Dikhawatirkan akan terjadi transaksi kepentingan sebab Kejaksaan Agung di bawah Jaksa Agung Muda Tindak Pidana Khusus (Jampidsus) sedang menangani dugaan korupsi dalam pengadaan bus transjakarta yang terjadi di masa kepemimpinan Jokowi sebagai Gubernur DKI Jakarta. Jika Jokowi tetap menunjuk Widyo Pramono, Jokowi bisa dinilai sengaja ingin menyelamatkan dirinya dari perkara bus transjakarta. Selain itu terdapat catatan miring mengenai kinerja Widyo ketika menjabat Kepala Kejaksaan Tinggi di Jawa Tengah, seperti mempetieskan kasus yang melibatkan Bupati Karanganyar Rina Iriani maupun kasus pelanggaran hak asasi manusia (HAM), seperti pembunuhan aktivis HAM, Munir, dan lain sebagainya. Selain Widyo, beberapa nama lain yang digadang-gadang sebagai calon Jaksa Agung adalah Kepala Pusat Pelaporan dan Analisis Transaksi Keuangan (PPATK) Muhammad Yusuf dan mantan Kepala PPATK Yunus Husein, serta Zulkarnaen dan Busyro Muqoddas yang saat ini masih menjabat sebagai Wakil Ketua Komisi Pemberantasan Korupsi (KPK).
Tidak Politis
Sejauh ini perdebatan masih berkisar soal apakah Jaksa Agung harus berasal dari internal atau eksternal Kejaksaan Agung. Untuk kelompok yang menghendaki dari internal dimaksudkan agar Jaksa Agung tersebut dapat secara cepat mengadaptasi dan melakukan perubahan secara sistemik di lingkungan kejaksaan sesuai dengan pengalaman dan keahliannya. Sedangkan yang menghendaki dari luar Kejaksaan agar Kejaksaan Agung tersebut tidak terpengaruh oleh berbagai tekanan internal di dalam mereformasi dan merevitalisasi Kejaksaan Agung sebagai salah satu garda terpenting dalam menegakkan pemerintahan yang bersih dan berwibawa.
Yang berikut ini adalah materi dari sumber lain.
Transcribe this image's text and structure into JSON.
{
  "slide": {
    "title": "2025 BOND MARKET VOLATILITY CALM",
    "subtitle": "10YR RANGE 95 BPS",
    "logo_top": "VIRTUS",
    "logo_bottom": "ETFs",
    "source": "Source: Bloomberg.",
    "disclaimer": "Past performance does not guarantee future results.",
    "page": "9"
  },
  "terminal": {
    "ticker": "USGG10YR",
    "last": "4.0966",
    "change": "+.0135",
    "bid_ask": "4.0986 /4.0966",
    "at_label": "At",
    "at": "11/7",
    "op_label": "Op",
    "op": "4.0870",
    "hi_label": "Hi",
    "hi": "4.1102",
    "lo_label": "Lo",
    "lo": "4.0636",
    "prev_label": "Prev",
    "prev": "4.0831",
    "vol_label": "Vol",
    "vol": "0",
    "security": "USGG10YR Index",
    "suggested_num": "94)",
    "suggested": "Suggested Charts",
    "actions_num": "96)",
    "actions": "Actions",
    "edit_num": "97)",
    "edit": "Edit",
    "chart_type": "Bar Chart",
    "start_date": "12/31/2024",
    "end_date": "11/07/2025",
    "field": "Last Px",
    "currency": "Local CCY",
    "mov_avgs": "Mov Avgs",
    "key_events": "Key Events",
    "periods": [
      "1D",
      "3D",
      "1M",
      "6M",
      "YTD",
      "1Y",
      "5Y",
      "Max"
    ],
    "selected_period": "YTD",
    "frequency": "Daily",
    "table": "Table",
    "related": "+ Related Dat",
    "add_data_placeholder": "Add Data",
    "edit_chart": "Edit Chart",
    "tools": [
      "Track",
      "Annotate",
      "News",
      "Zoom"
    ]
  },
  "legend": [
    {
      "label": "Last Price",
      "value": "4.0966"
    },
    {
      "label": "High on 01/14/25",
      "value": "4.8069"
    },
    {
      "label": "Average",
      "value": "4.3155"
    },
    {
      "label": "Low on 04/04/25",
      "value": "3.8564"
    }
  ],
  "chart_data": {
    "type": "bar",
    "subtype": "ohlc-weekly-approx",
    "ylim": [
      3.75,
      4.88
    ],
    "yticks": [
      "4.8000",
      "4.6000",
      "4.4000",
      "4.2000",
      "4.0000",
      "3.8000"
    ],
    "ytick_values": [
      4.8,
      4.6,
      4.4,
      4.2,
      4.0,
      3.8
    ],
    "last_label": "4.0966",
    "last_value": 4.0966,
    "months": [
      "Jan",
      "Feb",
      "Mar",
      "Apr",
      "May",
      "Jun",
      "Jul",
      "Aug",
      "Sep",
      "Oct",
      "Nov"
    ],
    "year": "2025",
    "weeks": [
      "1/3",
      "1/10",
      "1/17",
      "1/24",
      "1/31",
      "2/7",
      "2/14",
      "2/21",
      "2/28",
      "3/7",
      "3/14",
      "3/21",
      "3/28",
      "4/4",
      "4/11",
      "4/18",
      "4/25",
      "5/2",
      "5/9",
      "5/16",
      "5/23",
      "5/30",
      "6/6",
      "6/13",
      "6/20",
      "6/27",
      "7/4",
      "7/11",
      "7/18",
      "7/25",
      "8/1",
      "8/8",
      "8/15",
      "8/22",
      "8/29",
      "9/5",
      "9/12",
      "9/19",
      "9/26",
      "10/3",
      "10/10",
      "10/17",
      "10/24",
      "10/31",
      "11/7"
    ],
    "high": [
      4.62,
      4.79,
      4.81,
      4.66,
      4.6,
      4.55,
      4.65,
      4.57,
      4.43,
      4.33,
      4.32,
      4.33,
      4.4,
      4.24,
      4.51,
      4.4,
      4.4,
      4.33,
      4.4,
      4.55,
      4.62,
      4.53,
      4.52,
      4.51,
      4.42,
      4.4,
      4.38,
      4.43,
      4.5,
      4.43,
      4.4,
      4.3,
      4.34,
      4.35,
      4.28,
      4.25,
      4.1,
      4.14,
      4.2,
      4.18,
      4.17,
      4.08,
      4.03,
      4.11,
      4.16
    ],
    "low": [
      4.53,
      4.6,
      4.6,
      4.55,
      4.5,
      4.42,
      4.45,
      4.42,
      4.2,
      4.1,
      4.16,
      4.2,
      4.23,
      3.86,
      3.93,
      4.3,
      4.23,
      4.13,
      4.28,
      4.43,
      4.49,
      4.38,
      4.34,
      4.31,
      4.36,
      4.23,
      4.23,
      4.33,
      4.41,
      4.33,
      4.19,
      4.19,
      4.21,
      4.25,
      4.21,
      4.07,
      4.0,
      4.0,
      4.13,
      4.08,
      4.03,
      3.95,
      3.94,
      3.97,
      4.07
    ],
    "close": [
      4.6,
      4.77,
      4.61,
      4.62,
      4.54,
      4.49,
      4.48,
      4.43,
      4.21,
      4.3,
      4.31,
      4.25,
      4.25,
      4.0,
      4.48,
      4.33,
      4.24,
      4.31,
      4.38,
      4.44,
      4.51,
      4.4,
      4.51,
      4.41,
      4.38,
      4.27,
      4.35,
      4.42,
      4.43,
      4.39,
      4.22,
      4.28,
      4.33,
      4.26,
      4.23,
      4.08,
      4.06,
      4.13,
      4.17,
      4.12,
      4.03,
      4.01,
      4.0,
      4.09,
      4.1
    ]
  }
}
Diperlukan figur yang andal dan bersih untuk memimpin dan membawa Kejaksaan ke pencapaian prestasi hukum yang lebih baik.
Ia mesti memiliki pengetahuan, pengalaman, dan jam terbang yang tinggi dan sudah teruji dalam menuntaskan berbagai agenda misalnya dalam mencegah dan memberantas tindak pidana pencucian uang serta perampasan aset yang belum maksimal dijalankan. Integritas dan profesionalisme Jaksa Agung bagaimanapun akan turut menentukan kredibilitas dan keseriusan pemerintah dalam membumikan seluruh agenda dan janji-janji dalam pemberantasan korupsi pada waktu kampanye. Sebaliknya jika Jaksa Agung yang dipilih ternyata tidak memiliki kesungguhan dan keberanian untuk mengangkat marwah Kejaksaan dari keterpurukan citranya selama ini, maka efeknya akan merembet juga pada kredibilitas presiden.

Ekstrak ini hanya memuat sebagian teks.